Sindicância aberta para avaliar conduta militar descartou racismo

Imagem ilustrativa da imagem Motoboy negro agredido por homem branco é indiciado por lesão corporal

O motoboy negro Éverton Henrique Goandete da Silva, de 40 anos, ferido com um canivete por um homem branco foi indiciado por lesão corporal leve e desobediência. A vítima havia sido presa pela Brigada Militiar gaúcha no dia 17 de fevereiro, em Porto Alegre.

O idoso que atacou o motoboy com uma faca, Sérgio Camargo Kupstaitis, 71, também foi indiciado por lesão corporal de natureza leve.

Ele desferiu um golpe de canivete em Silva porque estaria incomodado com o local onde o homem estava. Silva se encontrava onde motoboys ficam aguardando para serem chamados para prestar serviço de delivery.

Conduta militar

Nesta sexta-feira, 23, a Corregedoria da Brigada Militar afirmou que a sindicância aberta para apurar a conduta dos policiais militares que atenderam a ocorrência não verificou indícios de crime militar ou de crime comum de parte dos agentes.

Em coletiva de imprensa, o corregedor-geral coronel Vladimir da Rosa afirmou que os policiais não agrediram ou discriminaram o motoboy.

Segundo a Corregedoria, os policiais tiveram apenas “transgressões da disciplina militar”, por não terem acompanhado o morador branco quando ele voltou para casa para colocar uma camiseta e por terem deixado Sérgio no banco de trás da viatura, enquanto Éverton, que havia sido ferido com faca, foi levado à delegacia preso no porta-malas do carro.

Defesa

Por meio de nota, a defesa de Éverton Goandete lamentou a conclusão do Inquérito Policial e da sindicância. "Como seria uma agressão mútua se o agressor desceu de casa armado com um canivete e desferiu um golpe numa pessoa que não estava nem falando com ele? Foi um golpe surpresa por um motivo torpe. Não é uma agressão, foi uma tentativa de homicídio e meu compromisso é comprovar isso", disse Ramiro Goulart, advogado do motoboy.

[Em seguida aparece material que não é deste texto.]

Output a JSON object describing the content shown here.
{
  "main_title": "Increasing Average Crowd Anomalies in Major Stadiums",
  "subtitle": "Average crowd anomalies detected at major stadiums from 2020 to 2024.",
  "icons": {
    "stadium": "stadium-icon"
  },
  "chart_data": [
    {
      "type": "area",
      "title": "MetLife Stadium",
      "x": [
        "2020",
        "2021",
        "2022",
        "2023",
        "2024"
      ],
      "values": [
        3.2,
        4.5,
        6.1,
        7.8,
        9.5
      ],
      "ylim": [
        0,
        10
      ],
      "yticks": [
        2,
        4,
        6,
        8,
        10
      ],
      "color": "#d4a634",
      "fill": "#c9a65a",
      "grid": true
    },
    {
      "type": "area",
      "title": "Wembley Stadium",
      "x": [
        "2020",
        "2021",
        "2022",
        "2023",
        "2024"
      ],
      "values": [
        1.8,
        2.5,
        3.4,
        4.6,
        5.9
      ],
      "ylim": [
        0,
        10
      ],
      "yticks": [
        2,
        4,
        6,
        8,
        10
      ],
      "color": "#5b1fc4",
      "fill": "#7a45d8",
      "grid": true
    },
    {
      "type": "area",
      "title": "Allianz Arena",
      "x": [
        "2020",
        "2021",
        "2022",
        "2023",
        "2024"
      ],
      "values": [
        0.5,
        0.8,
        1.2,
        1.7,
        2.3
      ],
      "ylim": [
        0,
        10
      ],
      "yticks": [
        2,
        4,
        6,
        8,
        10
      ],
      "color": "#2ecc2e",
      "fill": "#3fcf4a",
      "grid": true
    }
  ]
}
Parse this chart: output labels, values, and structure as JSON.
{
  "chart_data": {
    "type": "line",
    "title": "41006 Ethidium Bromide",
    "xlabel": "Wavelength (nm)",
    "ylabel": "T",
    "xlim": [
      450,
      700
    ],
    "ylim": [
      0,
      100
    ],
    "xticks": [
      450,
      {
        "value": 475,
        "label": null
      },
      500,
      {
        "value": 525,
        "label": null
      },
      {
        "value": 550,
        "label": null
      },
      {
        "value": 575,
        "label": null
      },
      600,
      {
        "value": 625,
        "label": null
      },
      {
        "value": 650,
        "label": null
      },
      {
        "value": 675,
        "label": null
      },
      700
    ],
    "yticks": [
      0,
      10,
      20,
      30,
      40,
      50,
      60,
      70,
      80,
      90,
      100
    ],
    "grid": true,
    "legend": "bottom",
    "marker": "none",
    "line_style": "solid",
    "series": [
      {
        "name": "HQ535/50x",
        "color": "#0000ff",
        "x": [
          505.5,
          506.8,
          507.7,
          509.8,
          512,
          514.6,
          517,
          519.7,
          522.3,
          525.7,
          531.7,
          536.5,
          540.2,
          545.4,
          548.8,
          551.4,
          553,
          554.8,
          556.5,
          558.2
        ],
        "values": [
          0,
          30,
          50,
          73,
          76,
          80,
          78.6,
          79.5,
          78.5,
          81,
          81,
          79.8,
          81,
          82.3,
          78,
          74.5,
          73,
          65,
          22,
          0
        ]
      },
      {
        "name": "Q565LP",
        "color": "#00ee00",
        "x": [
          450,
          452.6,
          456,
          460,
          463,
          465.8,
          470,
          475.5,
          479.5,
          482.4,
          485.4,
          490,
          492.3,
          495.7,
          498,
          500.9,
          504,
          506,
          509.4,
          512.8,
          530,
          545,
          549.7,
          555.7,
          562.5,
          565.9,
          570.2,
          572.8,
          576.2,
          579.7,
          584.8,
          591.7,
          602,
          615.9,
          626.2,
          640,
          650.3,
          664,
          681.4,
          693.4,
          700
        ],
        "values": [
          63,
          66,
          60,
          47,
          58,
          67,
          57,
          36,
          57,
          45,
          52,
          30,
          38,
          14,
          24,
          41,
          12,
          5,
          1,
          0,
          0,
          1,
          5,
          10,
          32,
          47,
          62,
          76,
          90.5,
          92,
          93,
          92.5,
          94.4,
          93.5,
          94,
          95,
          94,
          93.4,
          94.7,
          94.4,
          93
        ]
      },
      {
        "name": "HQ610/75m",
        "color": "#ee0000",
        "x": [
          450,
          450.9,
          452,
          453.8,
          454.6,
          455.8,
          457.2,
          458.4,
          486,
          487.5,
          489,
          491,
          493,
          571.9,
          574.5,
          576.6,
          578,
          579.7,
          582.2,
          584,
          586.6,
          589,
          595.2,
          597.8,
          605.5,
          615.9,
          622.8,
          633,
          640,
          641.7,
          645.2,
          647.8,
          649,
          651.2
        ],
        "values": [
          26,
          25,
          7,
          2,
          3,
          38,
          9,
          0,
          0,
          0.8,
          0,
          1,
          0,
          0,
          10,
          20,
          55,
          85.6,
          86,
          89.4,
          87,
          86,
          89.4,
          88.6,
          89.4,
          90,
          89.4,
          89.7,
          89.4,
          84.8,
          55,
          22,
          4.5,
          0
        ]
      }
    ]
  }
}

A defesa do motoboy afirma que aguardará a manifestação do Ministério Público sobre o caso.

Depoimento

Em depoimento à Polícia Civil, Sérgio Camargo Kupstaitis alegou que existiria um conflito entre as partes. O idoso estaria incomodado com o barulho e a aglomeração dos motoboys no entorno do local em que mora.